True perfection in the Christian context is not about having a flawless appearance or environment. It’s about embodying the fruits of the spirit such as love, patience, kindness, and forgiveness. God is more concerned about the condition of our hearts and our relationships with others than our ability to meet worldly standards of organization or beauty.
Anchor your mindset in Christ
As life throws curveballs, perfectionism often acts as an anchor preventing us from sailing smoothly. So how can we break free from this and maintain a Christ-focused attitude?
Philippians 1:6 gives a striking answer: “being confident of this, that he who began a good work in you will carry it on to completion until the day of Christ Jesus.”
This verse assures us that God is continually working within us, and He expects us to cultivate the fruits of the spirit such as love, patience, kindness, and forgiveness.
Perfection, in God’s terms, is not an impeccably clean house or flawlessly executed plans. It’s about embodying love and kindness in our everyday lives. This leads us to reflect on how Christ would want us to define perfection. It’s crucial not to set sky-high expectations for ourselves and others that can hardly be met.

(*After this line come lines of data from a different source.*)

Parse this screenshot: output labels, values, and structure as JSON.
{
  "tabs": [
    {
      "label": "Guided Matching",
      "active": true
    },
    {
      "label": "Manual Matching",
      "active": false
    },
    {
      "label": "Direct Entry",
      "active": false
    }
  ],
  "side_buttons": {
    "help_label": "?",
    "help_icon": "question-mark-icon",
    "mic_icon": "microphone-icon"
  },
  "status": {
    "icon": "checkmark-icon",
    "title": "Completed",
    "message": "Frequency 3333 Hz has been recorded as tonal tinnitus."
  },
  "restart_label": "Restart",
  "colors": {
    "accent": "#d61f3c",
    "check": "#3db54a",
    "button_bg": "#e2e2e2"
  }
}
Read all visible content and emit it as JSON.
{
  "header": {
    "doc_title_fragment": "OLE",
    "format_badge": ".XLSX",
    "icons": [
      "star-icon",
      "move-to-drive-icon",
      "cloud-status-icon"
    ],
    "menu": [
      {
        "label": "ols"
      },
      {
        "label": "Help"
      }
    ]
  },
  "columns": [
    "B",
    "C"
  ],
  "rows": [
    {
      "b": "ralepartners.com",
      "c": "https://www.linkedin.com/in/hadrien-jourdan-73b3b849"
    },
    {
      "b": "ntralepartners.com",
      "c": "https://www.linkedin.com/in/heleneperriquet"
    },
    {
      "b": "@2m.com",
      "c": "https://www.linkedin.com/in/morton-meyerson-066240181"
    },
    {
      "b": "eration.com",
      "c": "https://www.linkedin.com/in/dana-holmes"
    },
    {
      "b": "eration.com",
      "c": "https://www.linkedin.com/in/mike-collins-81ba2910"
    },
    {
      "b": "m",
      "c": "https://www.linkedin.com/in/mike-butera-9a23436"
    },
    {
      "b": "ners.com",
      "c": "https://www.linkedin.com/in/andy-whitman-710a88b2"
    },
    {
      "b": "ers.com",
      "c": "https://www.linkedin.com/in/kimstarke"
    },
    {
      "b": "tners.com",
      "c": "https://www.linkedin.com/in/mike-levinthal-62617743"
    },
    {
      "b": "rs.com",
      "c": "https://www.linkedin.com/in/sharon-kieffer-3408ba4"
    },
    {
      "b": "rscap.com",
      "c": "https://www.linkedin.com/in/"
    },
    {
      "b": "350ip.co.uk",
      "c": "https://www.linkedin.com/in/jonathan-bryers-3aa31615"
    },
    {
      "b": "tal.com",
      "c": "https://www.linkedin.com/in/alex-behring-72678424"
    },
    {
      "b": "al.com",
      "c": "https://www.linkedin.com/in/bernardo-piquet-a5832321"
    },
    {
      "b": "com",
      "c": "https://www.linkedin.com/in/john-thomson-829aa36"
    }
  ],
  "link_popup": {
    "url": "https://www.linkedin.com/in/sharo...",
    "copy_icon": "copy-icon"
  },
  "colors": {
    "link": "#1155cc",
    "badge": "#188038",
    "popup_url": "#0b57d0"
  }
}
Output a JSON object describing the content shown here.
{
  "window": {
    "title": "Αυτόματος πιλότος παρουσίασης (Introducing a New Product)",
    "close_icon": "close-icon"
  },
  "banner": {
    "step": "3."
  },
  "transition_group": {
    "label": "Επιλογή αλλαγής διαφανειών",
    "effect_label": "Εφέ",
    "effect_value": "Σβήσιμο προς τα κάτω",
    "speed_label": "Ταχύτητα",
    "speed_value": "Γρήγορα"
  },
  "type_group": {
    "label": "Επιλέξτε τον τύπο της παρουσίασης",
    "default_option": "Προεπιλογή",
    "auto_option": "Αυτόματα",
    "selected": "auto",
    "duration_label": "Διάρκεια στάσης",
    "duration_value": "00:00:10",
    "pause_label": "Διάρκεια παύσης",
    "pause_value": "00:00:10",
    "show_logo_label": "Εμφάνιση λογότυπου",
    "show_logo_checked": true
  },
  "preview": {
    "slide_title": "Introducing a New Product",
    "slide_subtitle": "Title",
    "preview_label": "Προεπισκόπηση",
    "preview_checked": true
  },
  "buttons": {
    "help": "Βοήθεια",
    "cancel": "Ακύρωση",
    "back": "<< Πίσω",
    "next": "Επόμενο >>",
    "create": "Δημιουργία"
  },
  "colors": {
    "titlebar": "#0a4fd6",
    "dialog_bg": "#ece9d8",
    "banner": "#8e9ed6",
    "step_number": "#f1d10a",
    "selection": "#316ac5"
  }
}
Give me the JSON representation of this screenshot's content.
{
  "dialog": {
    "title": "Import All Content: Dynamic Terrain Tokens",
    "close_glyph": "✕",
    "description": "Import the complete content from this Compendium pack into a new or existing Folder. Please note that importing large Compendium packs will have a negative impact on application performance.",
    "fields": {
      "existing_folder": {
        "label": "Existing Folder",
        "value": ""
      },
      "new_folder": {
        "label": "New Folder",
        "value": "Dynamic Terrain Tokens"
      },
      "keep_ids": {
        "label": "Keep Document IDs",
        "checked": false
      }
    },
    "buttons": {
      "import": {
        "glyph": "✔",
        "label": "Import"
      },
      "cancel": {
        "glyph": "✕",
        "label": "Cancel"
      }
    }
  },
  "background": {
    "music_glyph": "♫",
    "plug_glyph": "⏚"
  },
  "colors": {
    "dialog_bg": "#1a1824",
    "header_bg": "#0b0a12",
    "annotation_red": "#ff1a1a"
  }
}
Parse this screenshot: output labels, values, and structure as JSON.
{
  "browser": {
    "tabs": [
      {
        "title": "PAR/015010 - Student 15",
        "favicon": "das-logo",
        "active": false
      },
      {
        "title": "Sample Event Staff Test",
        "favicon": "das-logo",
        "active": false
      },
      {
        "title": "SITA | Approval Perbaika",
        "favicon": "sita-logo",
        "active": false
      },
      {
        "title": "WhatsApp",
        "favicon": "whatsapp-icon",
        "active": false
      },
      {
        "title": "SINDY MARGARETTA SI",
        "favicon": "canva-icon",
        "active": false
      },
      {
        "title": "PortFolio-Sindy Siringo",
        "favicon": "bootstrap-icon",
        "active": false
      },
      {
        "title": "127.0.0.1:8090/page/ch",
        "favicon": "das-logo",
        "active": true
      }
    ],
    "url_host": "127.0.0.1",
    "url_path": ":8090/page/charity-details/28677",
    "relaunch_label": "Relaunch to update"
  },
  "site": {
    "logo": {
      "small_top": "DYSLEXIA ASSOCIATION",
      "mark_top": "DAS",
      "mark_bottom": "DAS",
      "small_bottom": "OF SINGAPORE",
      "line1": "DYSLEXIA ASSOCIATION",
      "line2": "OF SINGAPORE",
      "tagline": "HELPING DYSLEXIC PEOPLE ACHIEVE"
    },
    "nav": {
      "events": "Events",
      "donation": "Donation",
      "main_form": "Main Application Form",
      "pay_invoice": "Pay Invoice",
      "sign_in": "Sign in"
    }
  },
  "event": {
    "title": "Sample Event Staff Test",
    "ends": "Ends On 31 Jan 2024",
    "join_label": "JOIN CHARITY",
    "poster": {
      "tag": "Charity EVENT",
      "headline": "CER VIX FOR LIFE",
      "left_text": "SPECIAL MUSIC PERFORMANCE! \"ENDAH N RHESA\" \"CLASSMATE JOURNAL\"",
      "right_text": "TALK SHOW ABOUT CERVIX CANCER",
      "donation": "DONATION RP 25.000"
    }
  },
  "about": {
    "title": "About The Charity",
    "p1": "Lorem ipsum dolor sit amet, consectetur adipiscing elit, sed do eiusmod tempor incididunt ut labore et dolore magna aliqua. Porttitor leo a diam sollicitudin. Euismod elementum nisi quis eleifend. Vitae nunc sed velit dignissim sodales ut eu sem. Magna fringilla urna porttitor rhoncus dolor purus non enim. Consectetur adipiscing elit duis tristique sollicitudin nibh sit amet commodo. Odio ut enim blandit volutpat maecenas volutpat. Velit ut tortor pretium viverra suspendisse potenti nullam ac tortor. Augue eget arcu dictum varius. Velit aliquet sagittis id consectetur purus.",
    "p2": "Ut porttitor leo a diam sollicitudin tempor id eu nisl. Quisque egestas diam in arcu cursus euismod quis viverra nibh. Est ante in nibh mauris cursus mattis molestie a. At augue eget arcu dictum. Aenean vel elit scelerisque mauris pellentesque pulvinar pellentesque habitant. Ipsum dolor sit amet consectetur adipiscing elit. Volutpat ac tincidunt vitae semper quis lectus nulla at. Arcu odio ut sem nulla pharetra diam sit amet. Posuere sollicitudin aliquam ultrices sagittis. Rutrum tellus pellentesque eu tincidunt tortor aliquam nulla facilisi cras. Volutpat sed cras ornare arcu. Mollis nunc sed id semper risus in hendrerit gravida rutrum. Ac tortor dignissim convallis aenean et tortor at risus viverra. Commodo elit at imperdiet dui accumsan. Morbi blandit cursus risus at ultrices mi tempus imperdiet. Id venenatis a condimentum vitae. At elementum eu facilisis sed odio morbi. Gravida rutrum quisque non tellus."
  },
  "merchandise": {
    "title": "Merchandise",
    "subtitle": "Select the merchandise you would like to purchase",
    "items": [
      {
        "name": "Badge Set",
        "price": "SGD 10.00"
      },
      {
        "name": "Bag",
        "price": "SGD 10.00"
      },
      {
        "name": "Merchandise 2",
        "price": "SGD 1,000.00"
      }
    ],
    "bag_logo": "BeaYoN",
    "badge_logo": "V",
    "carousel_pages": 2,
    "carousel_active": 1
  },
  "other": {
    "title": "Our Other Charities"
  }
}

Love should be the lens through which we see and forgive not only others’ mistakes but also our own.
A story from Bess:
In one enlightening incident, I was recently at my sister’s house where we had invited a family for dinner. The atmosphere was lively with chatter and laughter. But, just before dinner, one of the little girls came down the stairs, vomiting.
What followed was chaos. At that moment, I felt God nudging me to observe my reaction. Would I fret about my perfect evening being ruined or would I embrace this as an opportunity to showcase love and patience?
This story resonates with a saying we have in my family – “It’s not all about you”. We must remember that God puts situations in our lives not to break us but to build us.
Through these circumstances, He molds us into better versions of ourselves, reminding us to be generous with our love and attention.
Hospitality over perfection
Hospitality is a term often associated with inviting others to our homes. But what about extending that same hospitality to our own families? Creating a nurturing environment where laughter, love, and warmth are abundant is much more significant than a spotlessly clean floor or meticulously arranged living room.
Our children will treasure the memories of togetherness, meals shared, and laughter much more than an impeccable home. They should remember a home where love was the cornerstone, not anxiety and unrealistic demands.
Maintaining a Christ-focused mindset is a conscious effort. In moments of anxiety or when things don’t go as planned, remember to seek God’s grace. He cares about even the smallest aspects of our lives. Pray without ceasing and know that you are a character in God’s grand story.
In conclusion, let us strive to focus on what really matters. Rather than chasing perfection, let us chase a heart filled with love, kindness, and grace. Laugh at life’s hiccups and embrace the imperfections. Through this, we can truly cultivate a Christ-centered attitude.